Flüssiggas-Terminals Scholz kündigte den Bau von zwei LNG-Annahmestellen in Brunsbüttel und Wilhelmshaven an. LNG (Liquefied Natural Gas) ist Erdgas, das im Förderland bei minus 160 Grad verflüssigt und schiffbar gemacht wird. Im Empfänger-Land wird es in Terminals wieder zu Erdgas aufbereitet und in das Pipeline-System eingespeist. Flüssiggas ist eine flexible, aber teure Alternative zu Pipeline-Gas. Die größten Förderländer sind die USA, Katar und Australien. In Deutschland gibt es bislang keinen einzigen LNG-Terminal, man nutzt Rotterdam. In Brunsbüttel ist das Planverfahren bereits weit fortgeschritten. In Wilhelmshaven sollen die von Uniper eigentlich zu den Akten gelegten Pläne für einen schwimmenden Terminal reaktiviert werden.
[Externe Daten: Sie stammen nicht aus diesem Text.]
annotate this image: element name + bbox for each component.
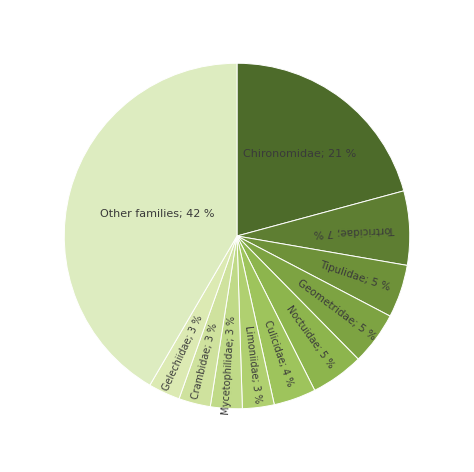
Text: Mycetophilidae; 3 %: Mycetophilidae; 3 %: [221, 316, 237, 415]
Wedge shape: [237, 191, 410, 265]
Text: Geometridae; 5 %: Geometridae; 5 %: [296, 278, 378, 342]
Text: Tortricidae; 7 %: Tortricidae; 7 %: [313, 224, 395, 237]
Wedge shape: [237, 236, 315, 405]
Text: Crambidae; 3 %: Crambidae; 3 %: [191, 322, 219, 401]
Wedge shape: [237, 236, 274, 409]
Text: Noctuidae; 5 %: Noctuidae; 5 %: [284, 304, 335, 370]
Wedge shape: [237, 63, 404, 236]
Wedge shape: [64, 63, 237, 385]
Wedge shape: [150, 236, 237, 399]
Text: Chironomidae; 21 %: Chironomidae; 21 %: [243, 149, 356, 159]
Text: Limoniidae; 3 %: Limoniidae; 3 %: [243, 325, 263, 404]
Wedge shape: [179, 236, 237, 407]
Text: Gelechiidae; 3 %: Gelechiidae; 3 %: [161, 314, 204, 393]
Text: Tipulidae; 5 %: Tipulidae; 5 %: [318, 259, 392, 293]
Wedge shape: [237, 236, 407, 316]
Wedge shape: [237, 236, 358, 390]
Wedge shape: [210, 236, 242, 409]
Text: Other families; 42 %: Other families; 42 %: [100, 209, 214, 219]
Wedge shape: [237, 236, 390, 359]
Text: Culicidae; 4 %: Culicidae; 4 %: [263, 319, 295, 388]
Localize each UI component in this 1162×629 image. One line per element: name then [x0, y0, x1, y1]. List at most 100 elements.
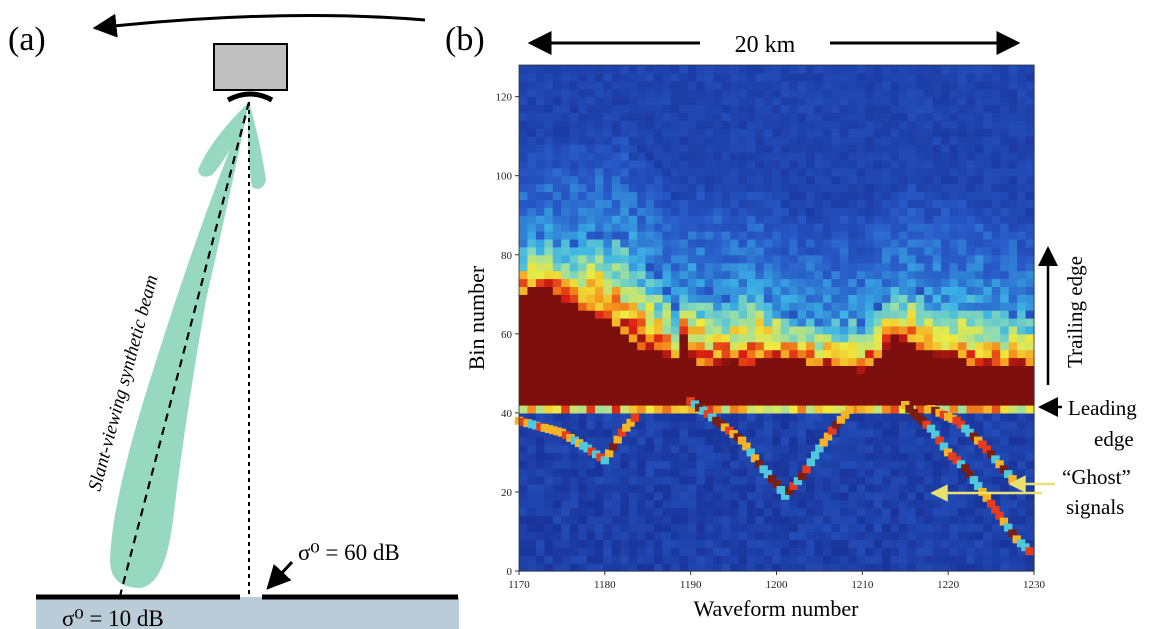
heatmap-cell — [814, 397, 824, 406]
ghost-signal-point — [845, 406, 854, 414]
heatmap-cell — [966, 120, 976, 129]
heatmap-cell — [882, 310, 891, 319]
heatmap-cell — [780, 175, 790, 185]
heatmap-cell — [873, 476, 883, 485]
heatmap-cell — [915, 302, 925, 311]
heatmap-cell — [856, 397, 866, 406]
heatmap-cell — [983, 88, 993, 98]
heatmap-cell — [527, 246, 537, 256]
ghost-signal-point — [703, 410, 712, 419]
heatmap-cell — [603, 286, 613, 295]
heatmap-cell — [932, 460, 942, 469]
heatmap-cell — [721, 159, 731, 169]
heatmap-cell — [713, 215, 723, 224]
heatmap-cell — [552, 207, 562, 216]
heatmap-cell — [544, 159, 554, 169]
heatmap-cell — [544, 507, 554, 517]
heatmap-cell — [865, 555, 875, 564]
heatmap-cell — [611, 254, 621, 264]
heatmap-cell — [797, 412, 807, 422]
heatmap-cell — [882, 191, 891, 200]
heatmap-cell — [814, 262, 824, 272]
heatmap-cell — [679, 199, 689, 208]
heatmap-cell — [890, 428, 900, 438]
heatmap-cell — [755, 278, 765, 287]
heatmap-cell — [628, 302, 638, 311]
heatmap-cell — [772, 507, 782, 517]
heatmap-cell — [747, 405, 756, 414]
heatmap-cell — [814, 215, 824, 224]
heatmap-cell — [578, 341, 588, 351]
heatmap-cell — [637, 444, 647, 453]
heatmap-cell — [535, 254, 545, 264]
x-tick-label: 1210 — [851, 579, 874, 591]
heatmap-cell — [611, 381, 621, 390]
heatmap-cell — [637, 128, 647, 137]
heatmap-cell — [924, 215, 934, 224]
heatmap-cell — [738, 468, 748, 477]
heatmap-cell — [848, 452, 858, 461]
heatmap-cell — [974, 539, 984, 548]
heatmap-cell — [654, 507, 664, 517]
heatmap-cell — [535, 436, 545, 446]
heatmap-cell — [907, 302, 917, 311]
heatmap-cell — [645, 318, 655, 327]
heatmap-cell — [974, 349, 984, 359]
heatmap-cell — [696, 246, 706, 256]
slant-beam — [110, 102, 249, 588]
heatmap-cell — [561, 523, 571, 533]
heatmap-cell — [932, 412, 942, 422]
heatmap-cell — [907, 136, 917, 145]
heatmap-cell — [915, 405, 925, 414]
heatmap-cell — [569, 515, 579, 525]
heatmap-cell — [544, 191, 554, 200]
heatmap-cell — [789, 357, 799, 366]
heatmap-cell — [747, 207, 756, 216]
heatmap-cell — [991, 302, 1001, 311]
heatmap-cell — [856, 191, 866, 200]
heatmap-cell — [848, 397, 858, 406]
heatmap-cell — [696, 389, 706, 398]
heatmap-cell — [772, 381, 782, 390]
heatmap-cell — [772, 167, 782, 177]
heatmap-cell — [569, 112, 579, 121]
heatmap-cell — [527, 270, 537, 280]
heatmap-cell — [611, 231, 621, 240]
heatmap-cell — [882, 246, 891, 256]
heatmap-cell — [535, 302, 545, 311]
heatmap-cell — [1000, 484, 1010, 493]
heatmap-cell — [856, 144, 866, 153]
heatmap-cell — [890, 523, 900, 533]
heatmap-cell — [747, 175, 756, 185]
sigma-pointer-arrow — [266, 560, 294, 590]
heatmap-cell — [1008, 223, 1018, 232]
heatmap-cell — [645, 120, 655, 129]
heatmap-cell — [932, 112, 942, 121]
heatmap-cell — [865, 175, 875, 185]
heatmap-cell — [755, 349, 765, 359]
heatmap-cell — [882, 397, 891, 406]
heatmap-cell — [552, 223, 562, 232]
ghost-signal-point — [617, 428, 627, 437]
heatmap-cell — [958, 515, 967, 525]
heatmap-cell — [907, 96, 917, 106]
heatmap-cell — [654, 412, 664, 422]
heatmap-cell — [637, 72, 647, 82]
heatmap-cell — [645, 412, 655, 422]
heatmap-cell — [814, 460, 824, 469]
heatmap-cell — [527, 72, 537, 82]
heatmap-cell — [637, 499, 647, 509]
heatmap-cell — [932, 531, 942, 540]
heatmap-cell — [696, 539, 706, 548]
heatmap-cell — [958, 215, 967, 224]
heatmap-cell — [679, 238, 689, 248]
heatmap-cell — [687, 262, 697, 272]
heatmap-cell — [721, 468, 731, 477]
heatmap-cell — [595, 373, 604, 382]
heatmap-cell — [637, 373, 647, 382]
heatmap-cell — [645, 523, 655, 533]
heatmap-cell — [983, 231, 993, 240]
heatmap-cell — [873, 223, 883, 232]
heatmap-cell — [907, 207, 917, 216]
heatmap-cell — [856, 341, 866, 351]
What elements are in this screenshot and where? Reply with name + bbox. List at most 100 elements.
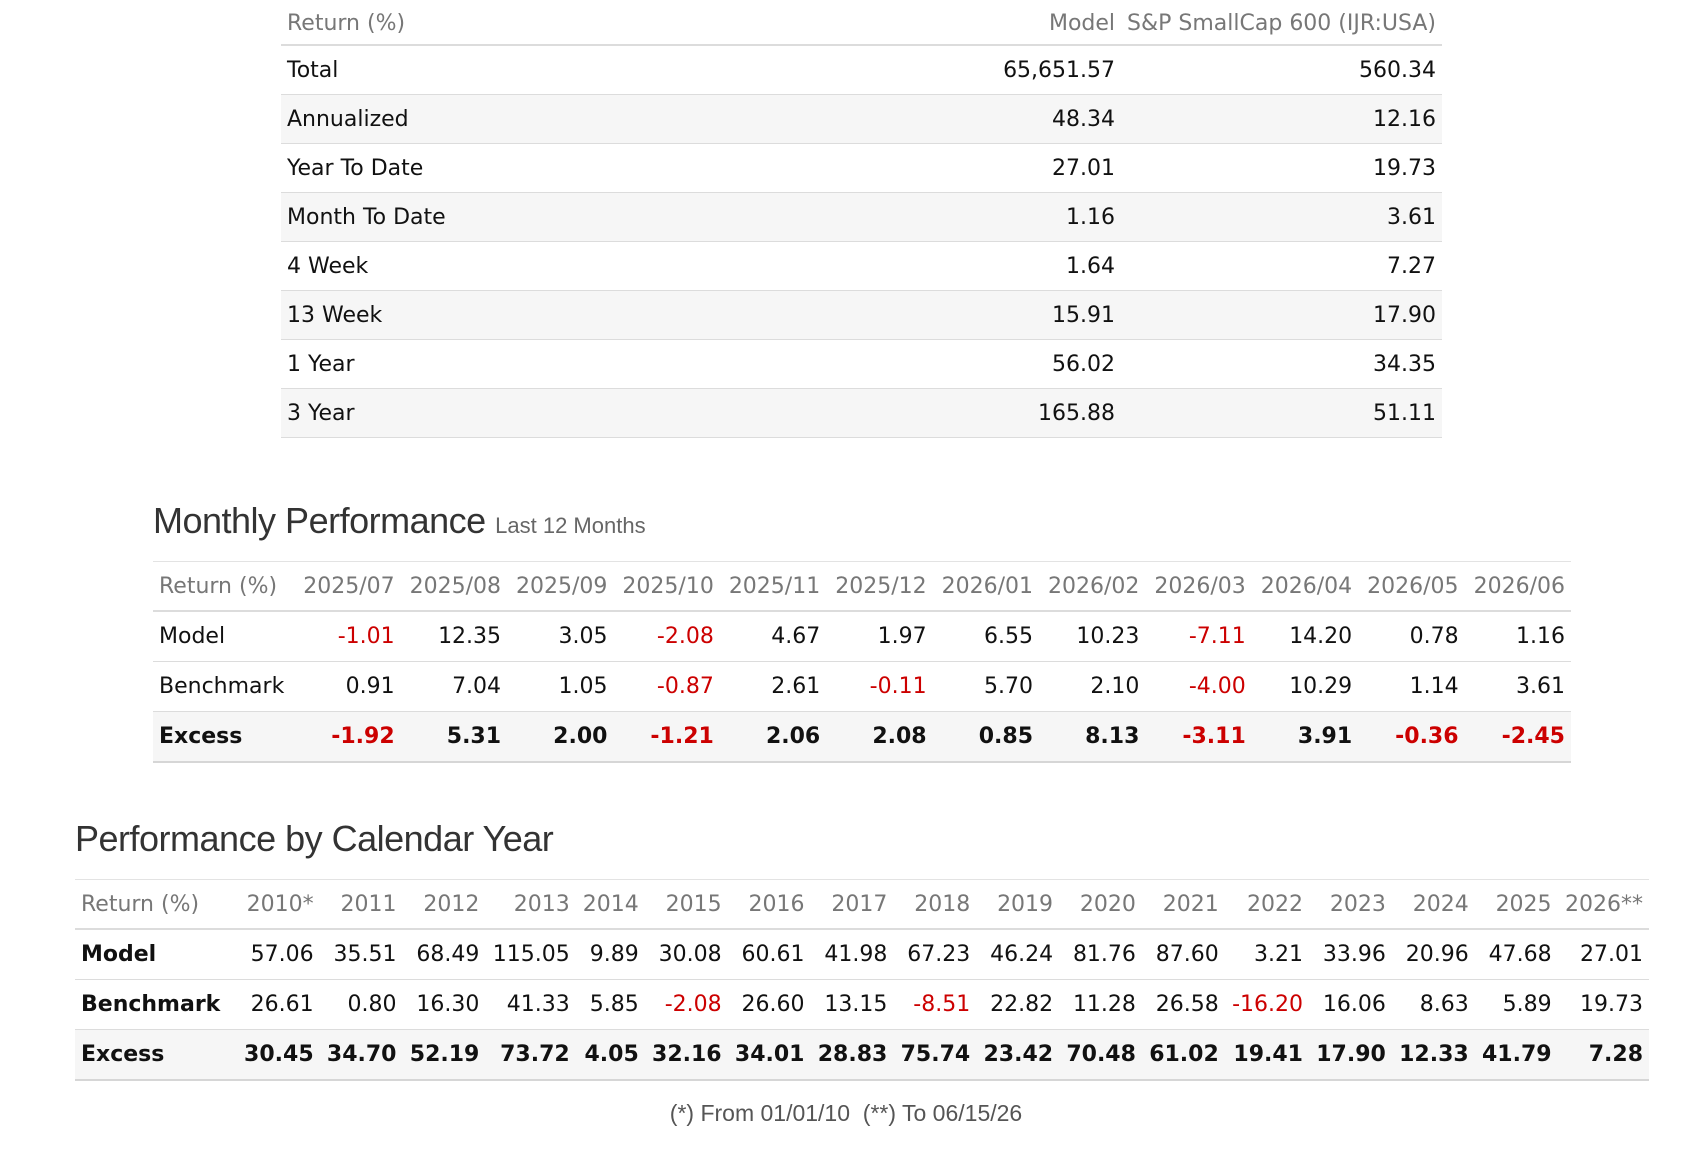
monthly-value: 0.78: [1358, 611, 1465, 662]
annual-value: 47.68: [1474, 929, 1558, 980]
monthly-value: 0.85: [932, 711, 1039, 763]
annual-value: 13.15: [810, 979, 894, 1030]
monthly-performance-title: Monthly Performance: [153, 500, 486, 541]
annual-value: 22.82: [976, 979, 1060, 1030]
monthly-row: Model -1.01 12.35 3.05 -2.08 4.67 1.97 6.55 10.2…: [153, 611, 1571, 662]
returns-row: Annualized 48.34 12.16: [281, 94, 1442, 144]
returns-model-value: 65,651.57: [961, 45, 1122, 95]
annual-value: 57.06: [236, 929, 320, 980]
annual-value: 52.19: [402, 1029, 486, 1081]
annual-period-header: 2020: [1059, 879, 1142, 930]
returns-row: 4 Week 1.64 7.27: [281, 241, 1442, 291]
annual-period-header: 2025: [1474, 879, 1558, 930]
annual-row: Benchmark 26.61 0.80 16.30 41.33 5.85 -2.08 26.…: [75, 979, 1649, 1030]
returns-benchmark-value: 12.16: [1121, 94, 1442, 144]
monthly-value: 6.55: [932, 611, 1039, 662]
returns-table: Return (%) Model S&P SmallCap 600 (IJR:U…: [281, 2, 1442, 438]
returns-benchmark-value: 17.90: [1121, 290, 1442, 340]
monthly-value: -7.11: [1145, 611, 1252, 662]
monthly-value: -1.92: [294, 711, 401, 763]
returns-row-label: Annualized: [281, 94, 962, 144]
monthly-value: -2.45: [1464, 711, 1571, 763]
monthly-value: 1.97: [826, 611, 933, 662]
annual-value: 3.21: [1224, 929, 1309, 980]
annual-period-header: 2016: [727, 879, 811, 930]
annual-value: 11.28: [1059, 979, 1142, 1030]
annual-value: 87.60: [1141, 929, 1225, 980]
returns-model-value: 56.02: [961, 339, 1122, 389]
returns-benchmark-value: 560.34: [1121, 45, 1442, 95]
monthly-period-header: 2025/07: [294, 561, 401, 612]
annual-period-header: 2018: [893, 879, 977, 930]
returns-model-value: 1.64: [961, 241, 1122, 291]
annual-value: 16.06: [1308, 979, 1392, 1030]
returns-row: Total 65,651.57 560.34: [281, 45, 1442, 95]
monthly-value: 1.14: [1358, 661, 1465, 712]
returns-model-value: 27.01: [961, 143, 1122, 193]
annual-period-header: 2013: [485, 879, 576, 930]
monthly-value: 12.35: [400, 611, 508, 662]
monthly-value: 7.04: [400, 661, 508, 712]
annual-period-header: 2015: [644, 879, 728, 930]
annual-header-row: Return (%) 2010* 2011 2012 2013 2014 2015 2016 2…: [75, 879, 1649, 930]
returns-model-value: 48.34: [961, 94, 1122, 144]
annual-value: 46.24: [976, 929, 1060, 980]
annual-value: 73.72: [485, 1029, 576, 1081]
annual-value: 19.73: [1557, 979, 1649, 1030]
returns-row-label: 1 Year: [281, 339, 962, 389]
monthly-value: 3.61: [1464, 661, 1571, 712]
annual-period-header: 2014: [575, 879, 645, 930]
calendar-year-heading: Performance by Calendar Year: [75, 818, 554, 859]
monthly-value: 2.00: [507, 711, 614, 763]
annual-row-label: Model: [75, 929, 237, 980]
returns-benchmark-value: 19.73: [1121, 143, 1442, 193]
annual-period-header: 2022: [1224, 879, 1309, 930]
returns-header-row: Return (%) Model S&P SmallCap 600 (IJR:U…: [281, 2, 1442, 46]
annual-value: 17.90: [1308, 1029, 1392, 1081]
annual-value: 115.05: [485, 929, 576, 980]
monthly-period-header: 2025/11: [719, 561, 827, 612]
monthly-value: 1.05: [507, 661, 614, 712]
annual-value: 70.48: [1059, 1029, 1142, 1081]
monthly-period-header: 2025/08: [400, 561, 508, 612]
returns-header-benchmark: S&P SmallCap 600 (IJR:USA): [1121, 2, 1442, 46]
annual-value: 34.70: [319, 1029, 403, 1081]
annual-value: 0.80: [319, 979, 403, 1030]
returns-benchmark-value: 51.11: [1121, 388, 1442, 438]
monthly-period-header: 2025/12: [826, 561, 933, 612]
footnote: (*) From 01/01/10 (**) To 06/15/26: [669, 1100, 1023, 1126]
monthly-value: -0.11: [826, 661, 933, 712]
returns-model-value: 165.88: [961, 388, 1122, 438]
monthly-value: -1.21: [613, 711, 720, 763]
monthly-value: 14.20: [1251, 611, 1359, 662]
monthly-value: -1.01: [294, 611, 401, 662]
monthly-value: 5.70: [932, 661, 1039, 712]
monthly-performance-table: Return (%) 2025/07 2025/08 2025/09 2025/10 20…: [153, 561, 1571, 763]
calendar-year-table: Return (%) 2010* 2011 2012 2013 2014 2015 2016 2…: [75, 879, 1649, 1081]
annual-period-header: 2021: [1141, 879, 1225, 930]
returns-row: 1 Year 56.02 34.35: [281, 339, 1442, 389]
returns-header-label: Return (%): [281, 2, 962, 46]
monthly-value: 10.29: [1251, 661, 1359, 712]
annual-value: 20.96: [1391, 929, 1475, 980]
annual-row: Model 57.06 35.51 68.49 115.05 9.89 30.08 60.61…: [75, 929, 1649, 980]
annual-value: 19.41: [1224, 1029, 1309, 1081]
monthly-period-header: 2026/02: [1039, 561, 1146, 612]
monthly-value: 1.16: [1464, 611, 1571, 662]
annual-period-header: 2010*: [236, 879, 320, 930]
annual-value: 7.28: [1557, 1029, 1649, 1081]
returns-row-label: 3 Year: [281, 388, 962, 438]
monthly-value: -3.11: [1145, 711, 1252, 763]
annual-value: 26.60: [727, 979, 811, 1030]
monthly-period-header: 2026/01: [932, 561, 1039, 612]
monthly-value: -0.36: [1358, 711, 1465, 763]
annual-value: 30.08: [644, 929, 728, 980]
monthly-performance-heading: Monthly Performance Last 12 Months: [153, 500, 646, 542]
annual-value: 60.61: [727, 929, 811, 980]
annual-value: 4.05: [575, 1029, 645, 1081]
annual-period-header: 2023: [1308, 879, 1392, 930]
annual-value: 41.33: [485, 979, 576, 1030]
annual-body: Model 57.06 35.51 68.49 115.05 9.89 30.08 60.61…: [75, 929, 1649, 1081]
monthly-value: 2.61: [719, 661, 827, 712]
annual-value: 8.63: [1391, 979, 1475, 1030]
Vorteile und Nachteile LNG ist keine Lösung für den nächsten Winter. Der Bau eines schwimmenden Terminals dauert zwei Jahre, der eines festen drei bis fünf Jahre. Für die kurz- und mittelfristige Versorgung gab Habeck aber ohnehin Entwarnung. Für diesen Winter und den nächsten Sommer könne Deutschland auf russisches Gas verzichten. Man habe Vorsorge getroffen. Sein Ministerium arbeitet zudem daran, eine nationale Kohlereserve aufzubauen. Umweltschützer kritisieren, dass Erdgas wie Kohle und Öl ein fossiler Brennstoff und zudem mit hohem Methan-Ausstoß verbunden ist. Methan ist klimaschädlicher als Kohlendioxid. Allerdings ist die Gesamtbilanz besser als bei Kohle. „Wir benötigen keine neuen eigenen LNG-Terminals, die uns weiterhin von fossilen Energien abhängig machen. So schaffen wir weder die Klimaziele noch Frieden“, sagte Claudia Kemfert vom Deutschen Institut für Wirtschaftsforschung (DIW).

Kosten Schon jetzt ist Flüssiggas viel teurer als Pipeline-Gas. Europa müsste Asien einen Teil des Kuchens abjagen: Bislang geht rund die Hälfte der amerikanischen Flüssiggas-Schiffe nach Asien. Und die Schiffe werden dahin gelenkt, wo es die höchsten Preise gibt, sofern sie nicht im Rahmen von Langfrist-Verträgen unterwegs sind. Der Shell-Konzern erwartet, dass 2025 die globale Nachfrage das Angebot übersteigt. Shell und Uniper gehören zu den größten LNG-Händlern Europas. Zur Entlastung der Bürger soll die Ökostrom-Umlage im zweiten Halbjahr entfallen. Habeck will die Versorger nun verpflichten, zum 1. Juli den Strompreis um 3,723 Cent zu senken.

Atomausstieg NRW-Wirtschaftsminister Andreas Pinkwart (FDP) sagte nach einer Besprechung der Ressortchefs, dass alle Optionen auf den Tisch gelegt werden müssten. Das beinhalte auch eine Laufzeit-Verlängerung für die drei letzten Atommeiler. Eine erste Prüfung des Bundes habe ergeben, dass ein Weiterbetrieb technisch sehr schwierig sei, man die Meiler aber für den Winter 2023/24 wieder anfahren könne. Er halte das für umsetzbar, so Pinkwart. Davon will Habeck nichts wissen. Er hatte in einem Interview zwar gesagt, dass er eine Verlängerung prüfe, aber auch schon angedeutet, was das Ergebnis sein wird: sicherheitstechnisch
nicht möglich.

 Bundeskanzler Olaf Scholz (SPD)

Bundeskanzler Olaf Scholz (SPD)

Foto: AP/Hannibal Hanschke

Kohleausstieg NRW-Wirtschaftsminister Andreas Pinkwart (FDP) hat die Netzagentur gebeten, den Ausstieg zu überprüfen. Dabei müsse es um die Frage gehen, ob 1,8 Gigawatt Braunkohle nun endgültig vom Netz gehen, die sich noch in der Sicherheitsvorsorge befänden. Sein Parteifreund Christian Lindner sagte hingegen am Sonntag, man dürfe nicht auf Antworten aus der Vergangenheit setzen: „Erneuerbare Energien sind Freiheitsenergien.“ Grünen-Co-Chefin Ricarda Lang machte am Montag deutlich, dass ihre Partei am Atom- und Kohleausstieg festhalten will. Es gelte, die Abhängigkeit von russischem Gas zu reduzieren.